Cependant, Israël agrée-t-il le choix divin ? Il se lamente souvent à propos de son expérience dans le désert. Maintes fois il reproche à Mochè de l’avoir conduit au désert. Dans sa révolte, il ne retient que les inconvénients, la faim, la soif et l’hostilité des lieux et du climat. Il se plaint de ce qu’on l’ait sorti d’un pays fertile et beau pour l’exposer aux dangers mortels du désert.
Le prophète Yirmiya s’inscrit en faux contre une telle approche. Il s’exclame : “ô génération ingrate!”. L’ingratitude réside dans la transformation de la réalité. Le bienfait divin est mal interprété : il devient plutôt une entrave ou un châtiment. D’ieu ne saurait assumer un tel reproche. “Ai-je été un désert pour Israël ou une terre ténébreuse?”.
Bien au contraire, Israël était esclave en Égypte. Cette terre est celle où Israël connut les affres de l’asservissement, son horizon était obscur, ténébreux. Il n’a jamais pu se détacher de sa condition d’esclave. N’était l’intervention divine, Israël serait encore soumis aux pires persécutions de ses oppresseurs. Mais D’ieu décide de l’en délivrer.
Comparé à un roi quittant son palais pour aller s’établir dans un désert, Israël est mieux logé, car pour lui, le désert prend des allures d’un véritable palais.
Le midrache souligne que, grâce à son séjour dans le désert, Israël accède à la véritable liberté. Celle-ci s’exprime surtout par la manière différente de prendre ses repas. En Égypte, Israël mange en hâte, n’étant pas maître de son temps. Mais à sa libération, dans le désert, D’ieu donne à Israël la liberté de s’attabler comme des êtres libres, comme des rois. Il peut prendre tout son temps. Être libre revient à pouvoir disposer de son temps.
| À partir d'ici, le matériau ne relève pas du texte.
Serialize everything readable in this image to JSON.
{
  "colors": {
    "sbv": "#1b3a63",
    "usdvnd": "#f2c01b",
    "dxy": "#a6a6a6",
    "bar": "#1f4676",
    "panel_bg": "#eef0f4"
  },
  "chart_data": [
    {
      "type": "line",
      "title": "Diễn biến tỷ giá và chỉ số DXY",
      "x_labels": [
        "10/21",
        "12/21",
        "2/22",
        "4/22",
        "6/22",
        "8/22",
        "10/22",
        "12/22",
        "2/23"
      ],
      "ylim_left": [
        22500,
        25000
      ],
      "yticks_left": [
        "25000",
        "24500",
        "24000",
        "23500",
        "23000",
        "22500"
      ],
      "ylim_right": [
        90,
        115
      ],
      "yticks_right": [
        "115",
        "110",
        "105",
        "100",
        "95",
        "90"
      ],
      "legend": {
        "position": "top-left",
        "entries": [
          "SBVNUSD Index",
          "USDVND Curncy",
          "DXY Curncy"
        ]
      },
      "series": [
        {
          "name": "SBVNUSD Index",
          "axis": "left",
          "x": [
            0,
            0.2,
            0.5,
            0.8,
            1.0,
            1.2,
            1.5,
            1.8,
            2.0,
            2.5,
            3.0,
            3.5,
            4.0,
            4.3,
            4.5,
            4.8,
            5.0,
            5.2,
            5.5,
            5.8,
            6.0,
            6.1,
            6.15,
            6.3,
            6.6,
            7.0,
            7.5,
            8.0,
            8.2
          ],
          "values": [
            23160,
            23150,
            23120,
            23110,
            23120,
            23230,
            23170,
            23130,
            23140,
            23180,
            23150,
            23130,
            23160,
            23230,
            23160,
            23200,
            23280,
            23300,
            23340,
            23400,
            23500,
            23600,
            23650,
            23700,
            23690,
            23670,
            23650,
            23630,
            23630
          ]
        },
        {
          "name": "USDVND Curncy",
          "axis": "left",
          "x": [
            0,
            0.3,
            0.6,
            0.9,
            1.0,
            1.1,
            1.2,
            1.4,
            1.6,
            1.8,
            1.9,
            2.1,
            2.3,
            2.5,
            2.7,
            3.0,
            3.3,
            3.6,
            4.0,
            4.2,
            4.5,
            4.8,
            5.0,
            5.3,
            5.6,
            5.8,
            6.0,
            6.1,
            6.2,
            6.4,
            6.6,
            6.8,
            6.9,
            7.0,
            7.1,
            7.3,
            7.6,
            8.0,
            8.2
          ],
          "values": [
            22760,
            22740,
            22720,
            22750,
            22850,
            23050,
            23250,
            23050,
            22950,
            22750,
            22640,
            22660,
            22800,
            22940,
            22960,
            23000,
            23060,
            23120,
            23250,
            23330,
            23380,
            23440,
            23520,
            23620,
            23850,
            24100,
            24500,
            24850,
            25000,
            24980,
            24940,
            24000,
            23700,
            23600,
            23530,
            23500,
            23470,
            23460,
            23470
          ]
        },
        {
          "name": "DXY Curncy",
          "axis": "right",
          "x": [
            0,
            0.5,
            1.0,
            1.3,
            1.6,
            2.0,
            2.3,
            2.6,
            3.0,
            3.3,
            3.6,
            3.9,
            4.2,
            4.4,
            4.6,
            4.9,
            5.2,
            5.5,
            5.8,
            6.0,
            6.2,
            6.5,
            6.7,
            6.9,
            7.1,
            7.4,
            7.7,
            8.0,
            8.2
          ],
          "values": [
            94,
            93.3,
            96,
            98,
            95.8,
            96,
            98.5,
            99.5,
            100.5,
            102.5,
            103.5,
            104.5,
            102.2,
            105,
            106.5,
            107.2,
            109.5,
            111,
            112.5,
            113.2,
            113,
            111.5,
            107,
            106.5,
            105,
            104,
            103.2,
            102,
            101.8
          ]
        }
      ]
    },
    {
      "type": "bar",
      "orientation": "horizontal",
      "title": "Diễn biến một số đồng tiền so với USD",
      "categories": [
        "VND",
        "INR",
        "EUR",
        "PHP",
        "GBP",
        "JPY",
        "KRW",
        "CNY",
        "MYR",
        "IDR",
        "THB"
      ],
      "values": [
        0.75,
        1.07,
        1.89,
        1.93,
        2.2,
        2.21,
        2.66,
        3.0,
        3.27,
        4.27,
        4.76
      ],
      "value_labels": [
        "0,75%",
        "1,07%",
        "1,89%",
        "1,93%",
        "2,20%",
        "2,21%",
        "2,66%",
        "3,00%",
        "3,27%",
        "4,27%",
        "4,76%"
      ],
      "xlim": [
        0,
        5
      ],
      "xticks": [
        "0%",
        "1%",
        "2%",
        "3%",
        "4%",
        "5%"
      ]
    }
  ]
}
Plus encore, pour mieux jouir de la liberté que rien ne doit venir assombrir, D’ieu prend la précaution de ne jamais gêner Israël par la présence d’insectes. Les insectes ne manquent pas dans un désert. Pourtant, D’ieu évite également cet inconvénient à Israël. D’ieu évite ainsi à Son peuple toute entrave extérieure à l’exercice de la liberté. L’épanouissement du peuple passe également par l’existence de conditions matérielles les meilleures.
Les bienfaits divins ne s’arrêtent pas là. D’ieu conduit Israël au désert, certes! Mais, Il lui fournit trois chefs, trois libérateurs qui contribuent, chacun à sa manière, à procurer au peuple le nécessaire. Ainsi, Mochè assure par son mérite le pain quotidien. Pendant quarante années, D’ieu fournit aux Bénè Yisraèl la manne. C’est le pain des êtres célestes, un pain aux vertus extraordinaires puisque “la manne, dit Rachi(14), était entièrement assimilée par les organes”. Le texte dit(15), en effet : “Il les nourrit à satiété d’un pain du ciel.” Combien grand fut ce privilège! Chaque matin, trouver la quantité de manne nécessaire pour la journée. Israël peut ainsi investir tout son temps dans l’étude de la Tora.
Cependant, pour mieux apprécier la manne, il fallut que D’ieu les eût “fait souffrir et endurer la faim”, car rien n’a autant de valeur et d’importance que ce qui arrive au moment où le besoin se fait sentir.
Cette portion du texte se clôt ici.